Last month, the central bank released tighter rules covering remittance agents and money changers, as part of an overall strategy to tighten its watch over non-bank firms.

VC exchanges must also submit quarterly reports on volumes transacted and annual financial statements to the central bank.

Those operating without a BSP registrati­on, failing to submit correct and timely reports, and those found engaging in money laundering will face fines and get their permits cancelled.

The central bank also set a cap for virtual transactio­ns, saying that pay- outs above P500,000 or its foreign currency equivalent can only be made through check payment or direct bank credit, as provided for under the circular.

John Bailon, co-founder and chief executive officer of Bitcoin service provider Satoshi Citadel Industries, said the BSP’s new set of rules formally welcome virtual currency in the local financial system.

“The circular is a positive step for Bitcoin firms and users, for sure. It provides a framework wherein Bitcoin companies such as ours to operate legally and in compliance with rules and regulation­s set forth by the BSP,” Mr. Bailon said in a text message when sought for comment about the new regulation­s.

“I believe it is crucial for the BSP to keep such an open line of communicat­ion with companies like ours as the industry and the technology further grows.”

Last year, Mr.

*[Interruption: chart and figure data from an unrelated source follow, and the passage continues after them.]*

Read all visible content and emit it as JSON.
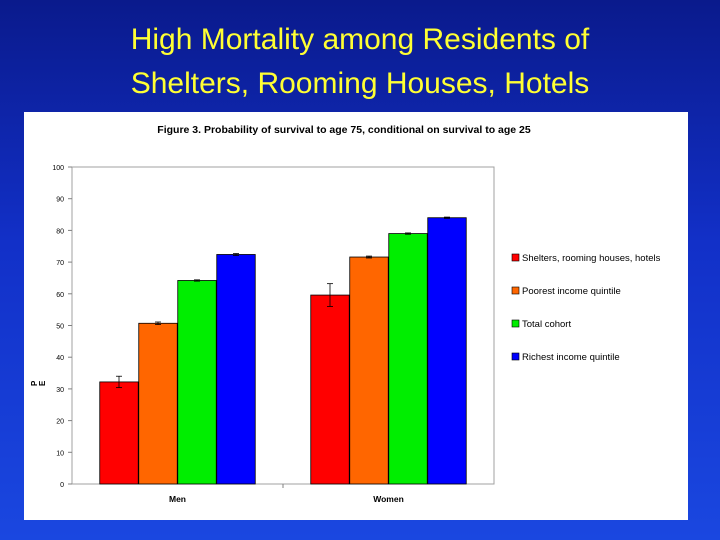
{
  "slide": {
    "title_line1": "High Mortality among Residents of",
    "title_line2": "Shelters, Rooming Houses, Hotels"
  },
  "chart_data": {
    "type": "bar",
    "title": "Figure 3. Probability of survival to age 75, conditional on survival to age 25",
    "xlabel": "",
    "ylabel": "P",
    "ylabel_sub": "E",
    "ylim": [
      0,
      100
    ],
    "yticks": [
      0,
      10,
      20,
      30,
      40,
      50,
      60,
      70,
      80,
      90,
      100
    ],
    "grid": false,
    "legend_position": "right",
    "categories": [
      "Men",
      "Women"
    ],
    "series": [
      {
        "name": "Shelters, rooming houses, hotels",
        "color": "#ff0000",
        "values": [
          32.2,
          59.6
        ],
        "error": [
          1.8,
          3.6
        ]
      },
      {
        "name": "Poorest income quintile",
        "color": "#ff6600",
        "values": [
          50.7,
          71.6
        ],
        "error": [
          0.4,
          0.3
        ]
      },
      {
        "name": "Total cohort",
        "color": "#00ee00",
        "values": [
          64.2,
          79.0
        ],
        "error": [
          0.2,
          0.2
        ]
      },
      {
        "name": "Richest income quintile",
        "color": "#0000ff",
        "values": [
          72.4,
          84.0
        ],
        "error": [
          0.3,
          0.2
        ]
      }
    ]
  }
}
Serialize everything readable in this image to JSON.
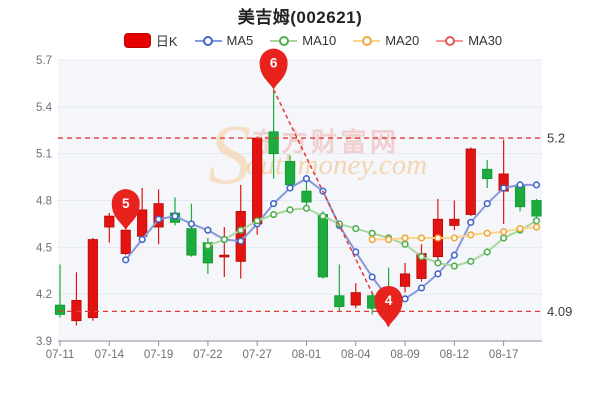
{
  "title": "美吉姆(002621)",
  "legend": [
    {
      "id": "dayk",
      "label": "日K",
      "type": "rect",
      "color": "#e60000",
      "border": "#bb0000"
    },
    {
      "id": "ma5",
      "label": "MA5",
      "type": "line",
      "line": "#8699da",
      "ring": "#4466c8"
    },
    {
      "id": "ma10",
      "label": "MA10",
      "type": "line",
      "line": "#abd79e",
      "ring": "#4fae4f"
    },
    {
      "id": "ma20",
      "label": "MA20",
      "type": "line",
      "line": "#f8d48e",
      "ring": "#f0a83a"
    },
    {
      "id": "ma30",
      "label": "MA30",
      "type": "line",
      "line": "#f09a9a",
      "ring": "#e05a5a"
    }
  ],
  "watermark": {
    "swoosh": "S",
    "latin": "outhmoney.com",
    "chinese": "东方财富网"
  },
  "colors": {
    "up": "#e21310",
    "up_border": "#b50b09",
    "down": "#1cab3c",
    "down_border": "#0e9a2e",
    "markline": "#e23a34",
    "markline_label": "#3c3c3c",
    "pin": "#e8231d",
    "pin_text": "#ffffff",
    "axis_text": "#6e7079",
    "axis_line": "#8b909a",
    "grid_line": "#e4e8f0",
    "plot_bg": "#f4f6fa",
    "watermark_orange": "#f6cd9e",
    "watermark_pink": "#f2c6c6"
  },
  "chart_data": {
    "type": "candlestick",
    "title": "美吉姆(002621)",
    "ylim": [
      3.9,
      5.7
    ],
    "grid": true,
    "legend_position": "top",
    "y_ticks": [
      {
        "v": 5.7,
        "label": "5.7"
      },
      {
        "v": 5.4,
        "label": "5.4"
      },
      {
        "v": 5.1,
        "label": "5.1"
      },
      {
        "v": 4.8,
        "label": "4.8"
      },
      {
        "v": 4.5,
        "label": "4.5"
      },
      {
        "v": 4.2,
        "label": "4.2"
      },
      {
        "v": 3.9,
        "label": "3.9"
      }
    ],
    "x_ticks": [
      {
        "i": 0,
        "label": "07-11"
      },
      {
        "i": 3,
        "label": "07-14"
      },
      {
        "i": 6,
        "label": "07-19"
      },
      {
        "i": 9,
        "label": "07-22"
      },
      {
        "i": 12,
        "label": "07-27"
      },
      {
        "i": 15,
        "label": "08-01"
      },
      {
        "i": 18,
        "label": "08-04"
      },
      {
        "i": 21,
        "label": "08-09"
      },
      {
        "i": 24,
        "label": "08-12"
      },
      {
        "i": 27,
        "label": "08-17"
      }
    ],
    "candles": [
      {
        "date": "07-11",
        "open": 4.13,
        "close": 4.07,
        "high": 4.39,
        "low": 4.05,
        "dir": "down"
      },
      {
        "date": "07-12",
        "open": 4.03,
        "close": 4.16,
        "high": 4.34,
        "low": 4.0,
        "dir": "up"
      },
      {
        "date": "07-13",
        "open": 4.05,
        "close": 4.55,
        "high": 4.56,
        "low": 4.03,
        "dir": "up"
      },
      {
        "date": "07-14",
        "open": 4.63,
        "close": 4.7,
        "high": 4.72,
        "low": 4.53,
        "dir": "up"
      },
      {
        "date": "07-15",
        "open": 4.46,
        "close": 4.61,
        "high": 4.61,
        "low": 4.45,
        "dir": "up"
      },
      {
        "date": "07-18",
        "open": 4.57,
        "close": 4.74,
        "high": 4.88,
        "low": 4.53,
        "dir": "up"
      },
      {
        "date": "07-19",
        "open": 4.63,
        "close": 4.78,
        "high": 4.87,
        "low": 4.52,
        "dir": "up"
      },
      {
        "date": "07-20",
        "open": 4.72,
        "close": 4.66,
        "high": 4.82,
        "low": 4.64,
        "dir": "down"
      },
      {
        "date": "07-21",
        "open": 4.62,
        "close": 4.45,
        "high": 4.78,
        "low": 4.44,
        "dir": "down"
      },
      {
        "date": "07-22",
        "open": 4.53,
        "close": 4.4,
        "high": 4.56,
        "low": 4.33,
        "dir": "down"
      },
      {
        "date": "07-25",
        "open": 4.45,
        "close": 4.45,
        "high": 4.63,
        "low": 4.31,
        "dir": "up"
      },
      {
        "date": "07-26",
        "open": 4.41,
        "close": 4.73,
        "high": 4.9,
        "low": 4.3,
        "dir": "up"
      },
      {
        "date": "07-27",
        "open": 4.65,
        "close": 5.2,
        "high": 5.21,
        "low": 4.58,
        "dir": "up"
      },
      {
        "date": "07-28",
        "open": 5.24,
        "close": 5.1,
        "high": 5.51,
        "low": 4.94,
        "dir": "down"
      },
      {
        "date": "07-29",
        "open": 5.05,
        "close": 4.9,
        "high": 5.09,
        "low": 4.88,
        "dir": "down"
      },
      {
        "date": "08-01",
        "open": 4.86,
        "close": 4.79,
        "high": 4.94,
        "low": 4.76,
        "dir": "down"
      },
      {
        "date": "08-02",
        "open": 4.71,
        "close": 4.31,
        "high": 4.73,
        "low": 4.3,
        "dir": "down"
      },
      {
        "date": "08-03",
        "open": 4.19,
        "close": 4.12,
        "high": 4.39,
        "low": 4.09,
        "dir": "down"
      },
      {
        "date": "08-04",
        "open": 4.13,
        "close": 4.21,
        "high": 4.27,
        "low": 4.11,
        "dir": "up"
      },
      {
        "date": "08-05",
        "open": 4.19,
        "close": 4.11,
        "high": 4.21,
        "low": 4.07,
        "dir": "down"
      },
      {
        "date": "08-08",
        "open": 4.18,
        "close": 4.08,
        "high": 4.37,
        "low": 3.99,
        "dir": "down"
      },
      {
        "date": "08-09",
        "open": 4.25,
        "close": 4.33,
        "high": 4.4,
        "low": 4.21,
        "dir": "up"
      },
      {
        "date": "08-10",
        "open": 4.3,
        "close": 4.46,
        "high": 4.52,
        "low": 4.28,
        "dir": "up"
      },
      {
        "date": "08-11",
        "open": 4.44,
        "close": 4.68,
        "high": 4.81,
        "low": 4.41,
        "dir": "up"
      },
      {
        "date": "08-12",
        "open": 4.64,
        "close": 4.68,
        "high": 4.8,
        "low": 4.61,
        "dir": "up"
      },
      {
        "date": "08-15",
        "open": 4.71,
        "close": 5.13,
        "high": 5.14,
        "low": 4.7,
        "dir": "up"
      },
      {
        "date": "08-16",
        "open": 5.0,
        "close": 4.94,
        "high": 5.06,
        "low": 4.88,
        "dir": "down"
      },
      {
        "date": "08-17",
        "open": 4.86,
        "close": 4.97,
        "high": 5.19,
        "low": 4.65,
        "dir": "up"
      },
      {
        "date": "08-18",
        "open": 4.9,
        "close": 4.76,
        "high": 4.91,
        "low": 4.73,
        "dir": "down"
      },
      {
        "date": "08-19",
        "open": 4.8,
        "close": 4.7,
        "high": 4.81,
        "low": 4.67,
        "dir": "down"
      }
    ],
    "series": [
      {
        "name": "MA5",
        "start": 4,
        "line": "#8699da",
        "ring": "#4466c8",
        "values": [
          4.42,
          4.55,
          4.68,
          4.7,
          4.65,
          4.61,
          4.55,
          4.54,
          4.65,
          4.78,
          4.88,
          4.94,
          4.86,
          4.64,
          4.47,
          4.31,
          4.17,
          4.17,
          4.24,
          4.33,
          4.45,
          4.66,
          4.78,
          4.88,
          4.9,
          4.9
        ]
      },
      {
        "name": "MA10",
        "start": 9,
        "line": "#abd79e",
        "ring": "#4fae4f",
        "values": [
          4.51,
          4.55,
          4.61,
          4.67,
          4.71,
          4.74,
          4.75,
          4.7,
          4.65,
          4.62,
          4.59,
          4.56,
          4.52,
          4.44,
          4.4,
          4.38,
          4.41,
          4.47,
          4.56,
          4.61,
          4.67
        ]
      },
      {
        "name": "MA20",
        "start": 19,
        "line": "#f8d48e",
        "ring": "#f0a83a",
        "values": [
          4.55,
          4.55,
          4.56,
          4.56,
          4.56,
          4.56,
          4.58,
          4.59,
          4.6,
          4.62,
          4.63
        ]
      },
      {
        "name": "MA30",
        "start": 29,
        "line": "#f09a9a",
        "ring": "#e05a5a",
        "values": []
      }
    ],
    "markers": [
      {
        "label": "6",
        "day": 13,
        "value": 5.51
      },
      {
        "label": "5",
        "day": 4,
        "value": 4.61
      },
      {
        "label": "4",
        "day": 20,
        "value": 3.99
      }
    ],
    "marklines": [
      {
        "value": 5.2,
        "label": "5.2"
      },
      {
        "value": 4.09,
        "label": "4.09"
      }
    ],
    "trendline": {
      "from": {
        "day": 13,
        "value": 5.51
      },
      "to": {
        "day": 20,
        "value": 3.99
      }
    }
  }
}
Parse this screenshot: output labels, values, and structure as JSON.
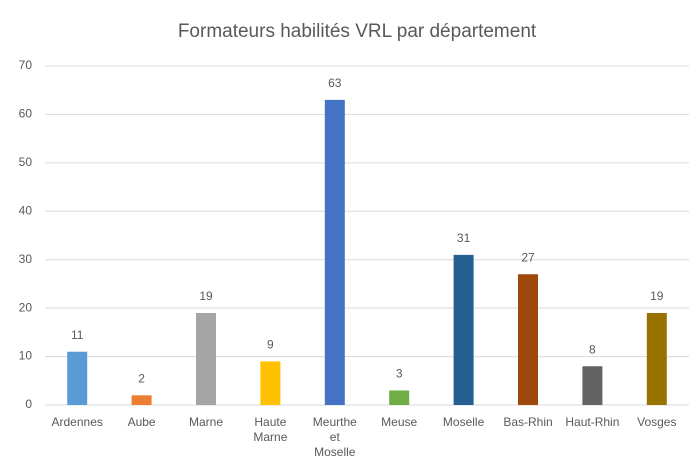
{
  "chart_data": {
    "type": "bar",
    "title": "Formateurs habilités VRL par département",
    "categories": [
      "Ardennes",
      "Aube",
      "Marne",
      "Haute Marne",
      "Meurthe et Moselle",
      "Meuse",
      "Moselle",
      "Bas-Rhin",
      "Haut-Rhin",
      "Vosges"
    ],
    "values": [
      11,
      2,
      19,
      9,
      63,
      3,
      31,
      27,
      8,
      19
    ],
    "colors": [
      "#5b9bd5",
      "#ed7d31",
      "#a5a5a5",
      "#ffc000",
      "#4472c4",
      "#70ad47",
      "#255e91",
      "#9e480e",
      "#636363",
      "#997300"
    ],
    "ylim": [
      0,
      70
    ],
    "yticks": [
      0,
      10,
      20,
      30,
      40,
      50,
      60,
      70
    ],
    "grid": true
  }
}
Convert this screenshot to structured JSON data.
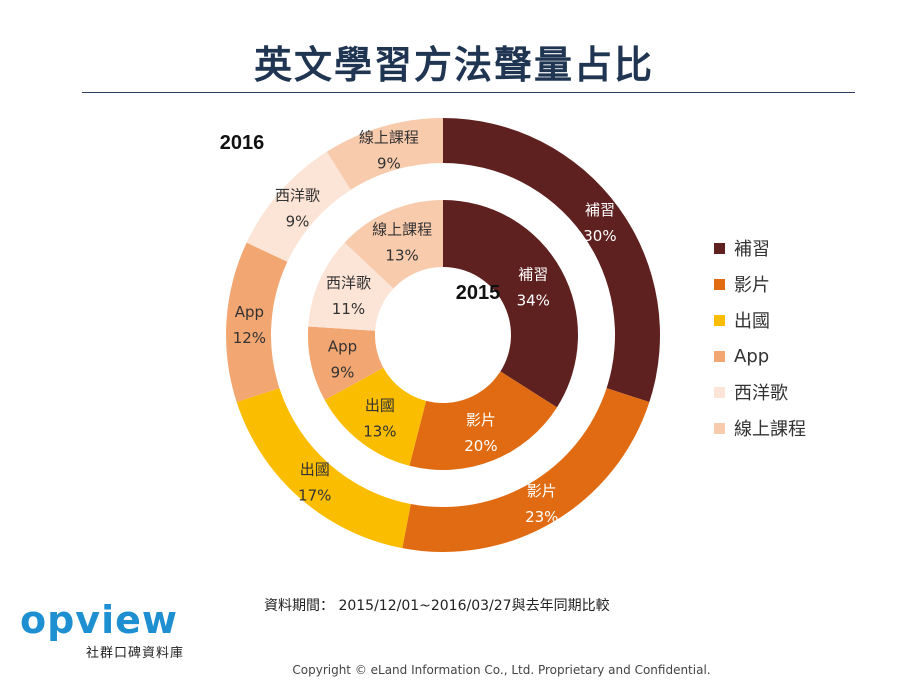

Espenilla said the Philippine­s is currently third in the world in terms of bitcoin use, with the number of users having grown by more than double as of the first half of 2015.

The BSP first issued a public advisory to warn against the use of digital currencies in March 2014, when foreign regulators – particular­ly in Japan – banned banks and brokers from handling the new currency following the collapse of Mr. Gox, a Tokyo- based bitcoin exchange.